Menyambut Santa Kaum Miskin
Sudah lama figur Bunda Teresa dari Kalkuta mampu menyentuh hati semua orang. Bahkan Gereja akan menganugerahkan gelar Santa padanya. Apa rahasianya?
SATUHARAPAN.COM – Jika tak ada aral melintang, maka tanggal 4 September nanti Gereja Katolik akan menetapkan Bunda Teresa dari Kalkuta sebagai “Santa”, yakni orang kudus yang hidupnya patut diteladani dan dipercaya dapat menjadi saluran rahmat khusus dari Allah sendiri.
Walau masih sebulan lagi penetapan itu, namun penduduk di Kalkuta sudah ramai mempersiapkan pesta meriah untuk menyambutnya. Dan yang menarik, seperti dilaporkan Catholic News Service 10 Agustus lalu, rangkaian perayaan itu melintasi batas-batas keagamaan maupun kelas sosial. Bukan saja Gereja Katolik maupun Misionaris Cinta Kasih (MC), tarekat yang didirikan Bunda Teresa, yang merayakannya, tetapi para sukarelawan dari berbagai agama, suku bangsa, maupun kelas sosial.
“Ini cara kami untuk menghormati Ibu,” kata Srijita Deb Burman, seorang pebisnis yang mengkoordinasikan pameran foto. “Foto-foto yang nanti dipamerkan akan memperlihatkan inspirasi yang menarik Bunda Teresa melayani di kota ini.”

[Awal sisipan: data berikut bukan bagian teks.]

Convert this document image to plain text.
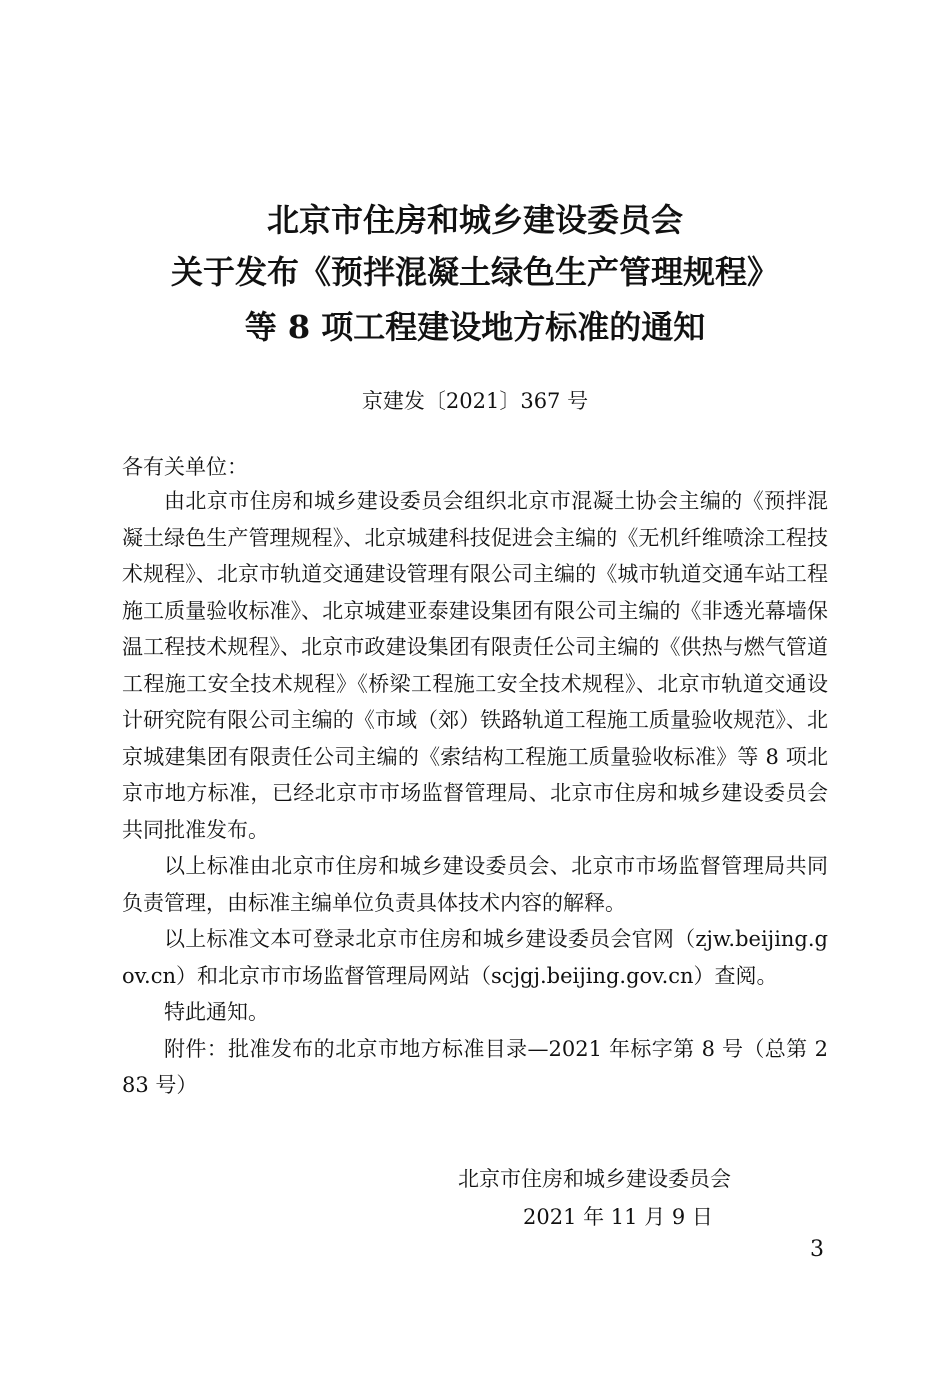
北京市住房和城乡建设委员会
关于发布《预拌混凝土绿色生产管理规程》
等 8 项工程建设地方标准的通知
京建发〔2021〕367 号
各有关单位：

由北京市住房和城乡建设委员会组织北京市混凝土协会主编的《预拌混凝土绿色生产管理规程》、北京城建科技促进会主编的《无机纤维喷涂工程技术规程》、北京市轨道交通建设管理有限公司主编的《城市轨道交通车站工程施工质量验收标准》、北京城建亚泰建设集团有限公司主编的《非透光幕墙保温工程技术规程》、北京市政建设集团有限责任公司主编的《供热与燃气管道工程施工安全技术规程》《桥梁工程施工安全技术规程》、北京市轨道交通设计研究院有限公司主编的《市域（郊）铁路轨道工程施工质量验收规范》、北京城建集团有限责任公司主编的《索结构工程施工质量验收标准》等 8 项北京市地方标准，已经北京市市场监督管理局、北京市住房和城乡建设委员会共同批准发布。

以上标准由北京市住房和城乡建设委员会、北京市市场监督管理局共同负责管理，由标准主编单位负责具体技术内容的解释。

以上标准文本可登录北京市住房和城乡建设委员会官网（zjw.beijing.gov.cn）和北京市市场监督管理局网站（scjgj.beijing.gov.cn）查阅。

特此通知。

附件：批准发布的北京市地方标准目录—2021 年标字第 8 号（总第 283 号）

北京市住房和城乡建设委员会
2021 年 11 月 9 日
3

Sementara itu Sunita Kumar, pelukis Sikh yang menjadi sukarelawati di MC, memamerkan karya-karyanya di Sekolah Katolik St. Xavier sampai hari penetapan itu. Dan pemerintah daerah Kalkuta menamai Park Street, lokasi populer tempat penduduk biasa berkumpul dan bercengkerama, sebagai Mother Teresa Sarani. Di situ juga rencananya berbagai festival akan digelar sampai Natal tahun ini.
Ikon Belas Kasih
Sulit disangkal, Bunda Teresa dari Kalkuta selama ini telah menjadi ikon belas kasih dunia yang mampu menarik minat jutaan orang. Pengabdian panjangnya yang tulus untuk melayani “kaum termiskin dari yang miskin” (the poorest of the poor) di Kalkuta, sudah menjadi legenda hidup yang mampu menyentuh hati setiap orang. Bahkan Aarti Kumar, seorang Hindu yang taat, mengaku punya devosi khusus terhadap Bunda Teresa.

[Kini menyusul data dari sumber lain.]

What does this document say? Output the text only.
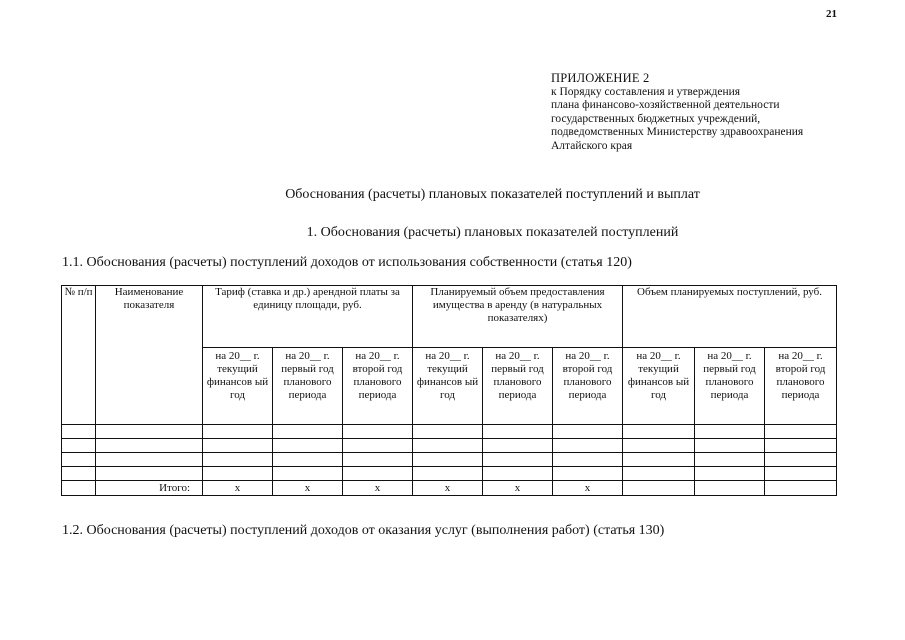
21
ПРИЛОЖЕНИЕ 2
к Порядку составления и утверждения
плана финансово-хозяйственной деятельности
государственных бюджетных учреждений,
подведомственных Министерству здравоохранения
Алтайского края
Обоснования (расчеты) плановых показателей поступлений и выплат
1. Обоснования (расчеты) плановых показателей поступлений
1.1. Обоснования (расчеты) поступлений доходов от использования собственности (статья 120)
№ п/п	Наименование показателя	Тариф (ставка и др.) арендной платы за единицу площади, руб.			Планируемый объем предоставления имущества в аренду (в натуральных показателях)			Объем планируемых поступлений, руб.		
		на 20__ г. текущий финансов ый год	на 20__ г. первый год планового периода	на 20__ г. второй год планового периода	на 20__ г. текущий финансов ый год	на 20__ г. первый год планового периода	на 20__ г. второй год планового периода	на 20__ г. текущий финансов ый год	на 20__ г. первый год планового периода	на 20__ г. второй год планового периода

	Итого:	x	x	x	x	x	x			
1.2. Обоснования (расчеты) поступлений доходов от оказания услуг (выполнения работ) (статья 130)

Karena itu tidak heran jika riwayat hidupnya pun menginspirasi sejumlah film. Paling anyar adalah film The Letters (2014), besutan William Riead. Berbeda dengan dua film sebelumnya, Mother Teresa: In the Name of God’s Poor (1997) dan Mother Teresa of Calcutta (2003) yang menyajikan hidup dan karya Bunda Teresa secara utuh, The Letters lebih merupakan potongan-potongan dari berbagai episode kehidupan dan karyanya sembari dirangkai lewat surat-surat maupun catatan-catatan harian yang ditinggalkannya.

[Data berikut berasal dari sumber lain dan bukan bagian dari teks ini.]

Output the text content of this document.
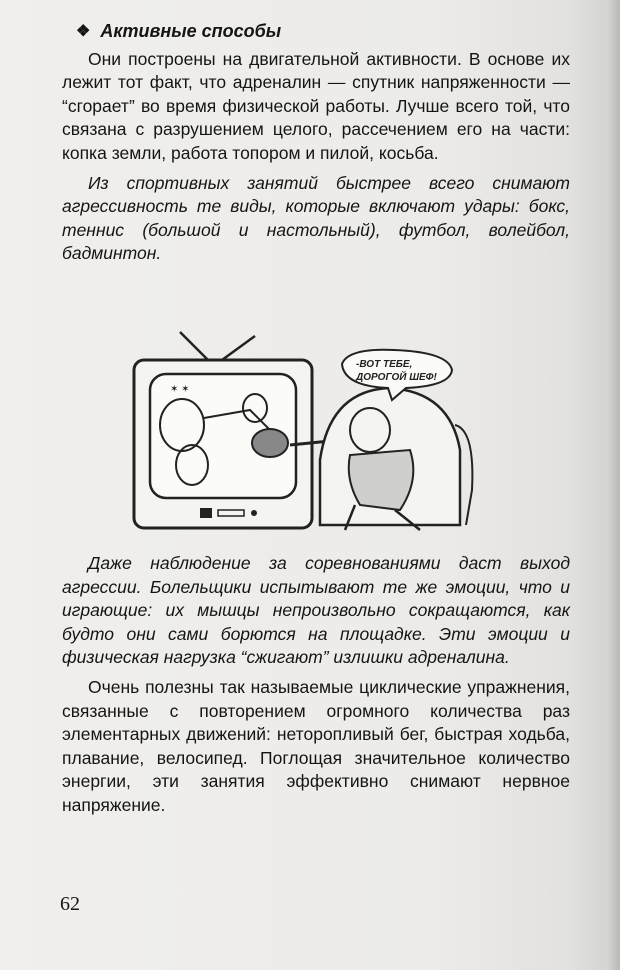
❖ Активные способы

Они построены на двигательной активности. В основе их лежит тот факт, что адреналин — спутник напряженности — “сгорает” во время физической работы. Лучше всего той, что связана с разрушением целого, рассечением его на части: копка земли, работа топором и пилой, косьба.

Из спортивных занятий быстрее всего снимают агрессивность те виды, которые включают удары: бокс, теннис (большой и настольный), футбол, волейбол, бадминтон.

✶ ✶
-ВОТ ТЕБЕ,
ДОРОГОЙ ШЕФ!

Даже наблюдение за соревнованиями даст выход агрессии. Болельщики испытывают те же эмоции, что и играющие: их мышцы непроизвольно сокращаются, как будто они сами борются на площадке. Эти эмоции и физическая нагрузка “сжигают” излишки адреналина.

Очень полезны так называемые циклические упражнения, связанные с повторением огромного количества раз элементарных движений: неторопливый бег, быстрая ходьба, плавание, велосипед. Поглощая значительное количество энергии, эти занятия эффективно снимают нервное напряжение.

62
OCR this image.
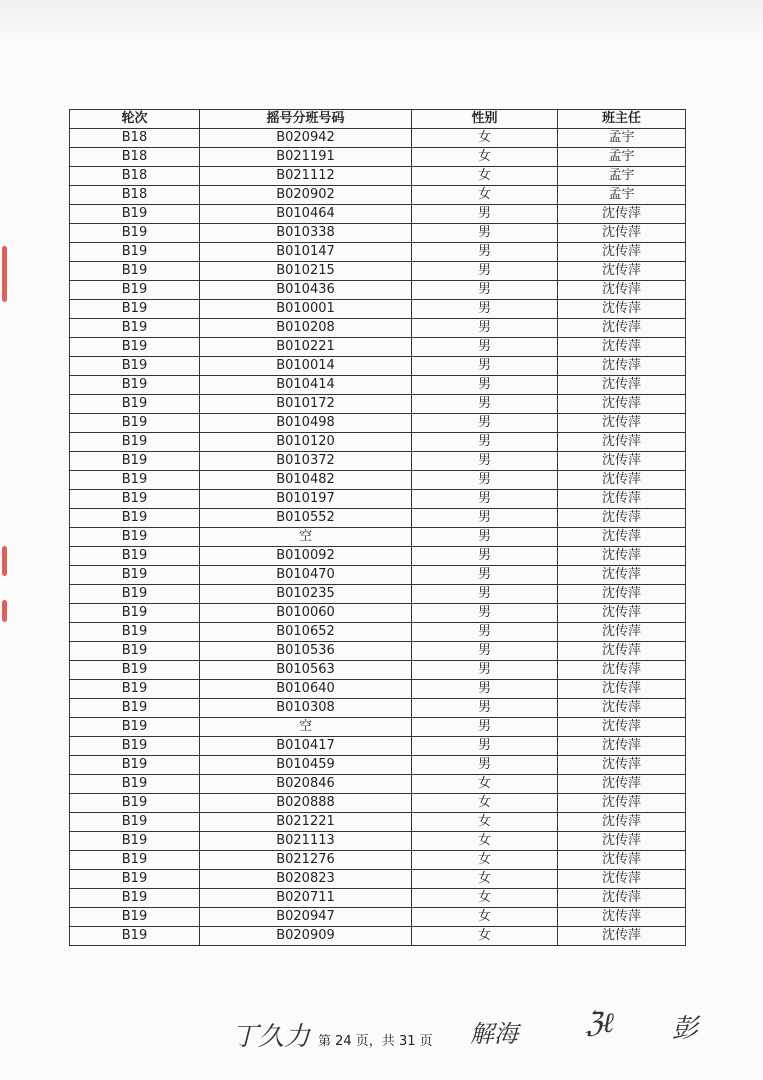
轮次	摇号分班号码	性别	班主任
B18	B020942	女	孟宇
B18	B021191	女	孟宇
B18	B021112	女	孟宇
B18	B020902	女	孟宇
B19	B010464	男	沈传萍
B19	B010338	男	沈传萍
B19	B010147	男	沈传萍
B19	B010215	男	沈传萍
B19	B010436	男	沈传萍
B19	B010001	男	沈传萍
B19	B010208	男	沈传萍
B19	B010221	男	沈传萍
B19	B010014	男	沈传萍
B19	B010414	男	沈传萍
B19	B010172	男	沈传萍
B19	B010498	男	沈传萍
B19	B010120	男	沈传萍
B19	B010372	男	沈传萍
B19	B010482	男	沈传萍
B19	B010197	男	沈传萍
B19	B010552	男	沈传萍
B19	空	男	沈传萍
B19	B010092	男	沈传萍
B19	B010470	男	沈传萍
B19	B010235	男	沈传萍
B19	B010060	男	沈传萍
B19	B010652	男	沈传萍
B19	B010536	男	沈传萍
B19	B010563	男	沈传萍
B19	B010640	男	沈传萍
B19	B010308	男	沈传萍
B19	空	男	沈传萍
B19	B010417	男	沈传萍
B19	B010459	男	沈传萍
B19	B020846	女	沈传萍
B19	B020888	女	沈传萍
B19	B021221	女	沈传萍
B19	B021113	女	沈传萍
B19	B021276	女	沈传萍
B19	B020823	女	沈传萍
B19	B020711	女	沈传萍
B19	B020947	女	沈传萍
B19	B020909	女	沈传萍
丁久力 第 24 页，共 31 页 解海 ℨℓ 彭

The Letters memang berambisi menampilkan sisi lain dari figur legendaris tersebut: pergolakan batin Bunda Teresa yang selama ini tersembunyi dari khalayak umum. Ia hanya mencurahkan pergolakan batinnya lewat surat-surat dan catatan-catatan pribadi untuk Ferdinand Périer, SJ, Uskup Agung Kalkuta, dan Pastor Celeste Van Exem, SJ, pembimbing rohaninya sejak 1944. Dan berulang kali Bunda Teresa meminta agar surat-surat serta catatan-catatan itu dimusnahkan saja.
Untunglah, baik Férier maupun Van Exem, menolak permintaan tersebut. Ketika proses “kanonisasi”, yakni penelitian oleh Gereja untuk menilai apakah seseorang layak atau tidak digelari “orang kudus”, dimulai tak lama setelah Bunda Teresa wafat tanggal 5 September 1997, ada upaya serius mengumpulkan surat-surat maupun catatan pribadi itu, serta dokumen-dokumen lain. Konon, dokumentasi untuk proses kanonisasi itu mencapai 80 jilid!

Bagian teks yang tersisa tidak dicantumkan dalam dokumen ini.